SIX VOLUMES IN ONE BY THE DISTINGUISHED EXPONENTS OF CATHOLICISM
REV. HENRY DODRIDGE, D. D.REV. HENRY EDWARD MANNING, D. D.REV. F. LEWIS, of Granada REV. STEPHEN KEENAN REV. BERNARD VAUGHAN, S. J. REV. THOMAS N. BURKE, O. P.
We are so strictly obliged to the performance of this duty, that it is the advice even of worldly philosophers never to be ungrateful to God. Hear how Epictetus, a very noted Stoic, speaks upon this matter. " Have a care," says he, " O man, of being ungrateful to that sovereign Power, and forgetting to return thanks, not only for having given you all your senses and life itself, but for all those things that support it: not only for the pleasant fruits, for the wine, the oil, and for whatever other advantages of fortune you have received from him; but praise him particularly for having endowed you with reason, by which you may know how to make that use of every thing which it ought to be put to, and understand the true worth and excellence of all things." If a heathen philosopher obliges us to such acknowledgments for these common and ordinary things, what sentiments of gratitude should a Christian have, who has, beside all these, received the light of faith, which is a most inestimable favor.

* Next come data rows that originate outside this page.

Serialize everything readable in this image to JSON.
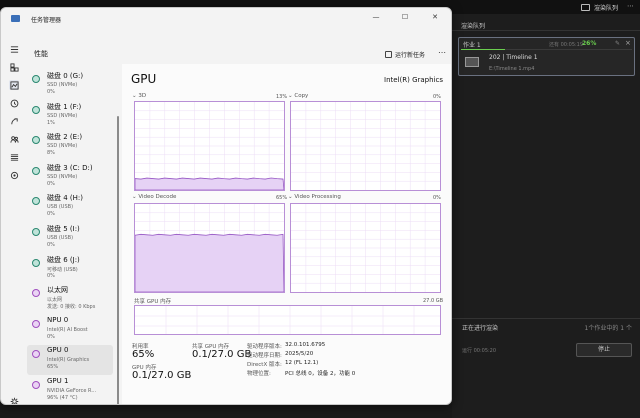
{
  "render_queue": {
    "top_button": "渲染队列",
    "header": "渲染队列",
    "job": {
      "title": "作业 1",
      "time": "还有 00:05:19",
      "percent": "26%",
      "progress_fraction": 0.26,
      "clip_name": "202 | Timeline 1",
      "clip_path": "E:\\Timeline 1.mp4"
    },
    "status": "正在进行渲染",
    "status_right": "1个作业中的 1 个",
    "elapsed": "运行 00:05:20",
    "stop_label": "停止"
  },
  "task_manager": {
    "title": "任务管理器",
    "page_title": "性能",
    "run_task_label": "运行新任务",
    "more_label": "⋯",
    "window_buttons": [
      "—",
      "☐",
      "✕"
    ],
    "devices": [
      {
        "name": "磁盘 0 (G:)",
        "sub1": "SSD (NVMe)",
        "sub2": "0%"
      },
      {
        "name": "磁盘 1 (F:)",
        "sub1": "SSD (NVMe)",
        "sub2": "1%"
      },
      {
        "name": "磁盘 2 (E:)",
        "sub1": "SSD (NVMe)",
        "sub2": "8%"
      },
      {
        "name": "磁盘 3 (C: D:)",
        "sub1": "SSD (NVMe)",
        "sub2": "0%"
      },
      {
        "name": "磁盘 4 (H:)",
        "sub1": "USB (USB)",
        "sub2": "0%"
      },
      {
        "name": "磁盘 5 (I:)",
        "sub1": "USB (USB)",
        "sub2": "0%"
      },
      {
        "name": "磁盘 6 (J:)",
        "sub1": "可移动 (USB)",
        "sub2": "0%"
      },
      {
        "name": "以太网",
        "sub1": "以太网",
        "sub2": "发送: 0 接收: 0 Kbps"
      },
      {
        "name": "NPU 0",
        "sub1": "Intel(R) AI Boost",
        "sub2": "0%"
      },
      {
        "name": "GPU 0",
        "sub1": "Intel(R) Graphics",
        "sub2": "65%"
      },
      {
        "name": "GPU 1",
        "sub1": "NVIDIA GeForce R...",
        "sub2": "96% (47 °C)"
      }
    ],
    "gpu": {
      "title": "GPU",
      "model": "Intel(R) Graphics",
      "graphs": [
        {
          "label": "3D",
          "pct": "13%",
          "level": 0.13
        },
        {
          "label": "Copy",
          "pct": "0%",
          "level": 0.0
        },
        {
          "label": "Video Decode",
          "pct": "65%",
          "level": 0.65
        },
        {
          "label": "Video Processing",
          "pct": "0%",
          "level": 0.0
        }
      ],
      "shared_mem_label": "共享 GPU 内存",
      "shared_mem_max": "27.0 GB",
      "stats": {
        "util_label": "利用率",
        "util_value": "65%",
        "shared_label": "共享 GPU 内存",
        "shared_value": "0.1/27.0 GB",
        "gpu_mem_label": "GPU 内存",
        "gpu_mem_value": "0.1/27.0 GB"
      },
      "details": [
        {
          "key": "驱动程序版本:",
          "val": "32.0.101.6795"
        },
        {
          "key": "驱动程序日期:",
          "val": "2025/5/20"
        },
        {
          "key": "DirectX 版本:",
          "val": "12 (FL 12.1)"
        },
        {
          "key": "物理位置:",
          "val": "PCI 总线 0，设备 2，功能 0"
        }
      ]
    }
  }
}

But you will perhaps ask, What obligations can these benefits lay upon me, which are common to all, and seem rather to be the ordinary graces of God, since they are nothing but the consequences and products of such causes as work always after the same manner ? This objection is so much below a Christian, that a heathen would be ashamed to make it, and none but a beast can be guilty of such baseness. That you may the more easily believe me, hear how the same philosopher condemns it: " You will say, perhaps, that you receive all these benefits from nature. Senseless and ignorant creature that you are! do not you see, that when you say so, you only change the name of God ? For what is nature but God, who is the Author of nature? It is therefore no excuse, ungrateful man, to say you owe this obligation to nature, not to God, because without God there is no such thing as nature. Should you borrow a sum of money of Lucius Seneca, and afterward say you were obliged only to Lucius, and not to Seneca, that would only change your creditor's name, but not your creditor."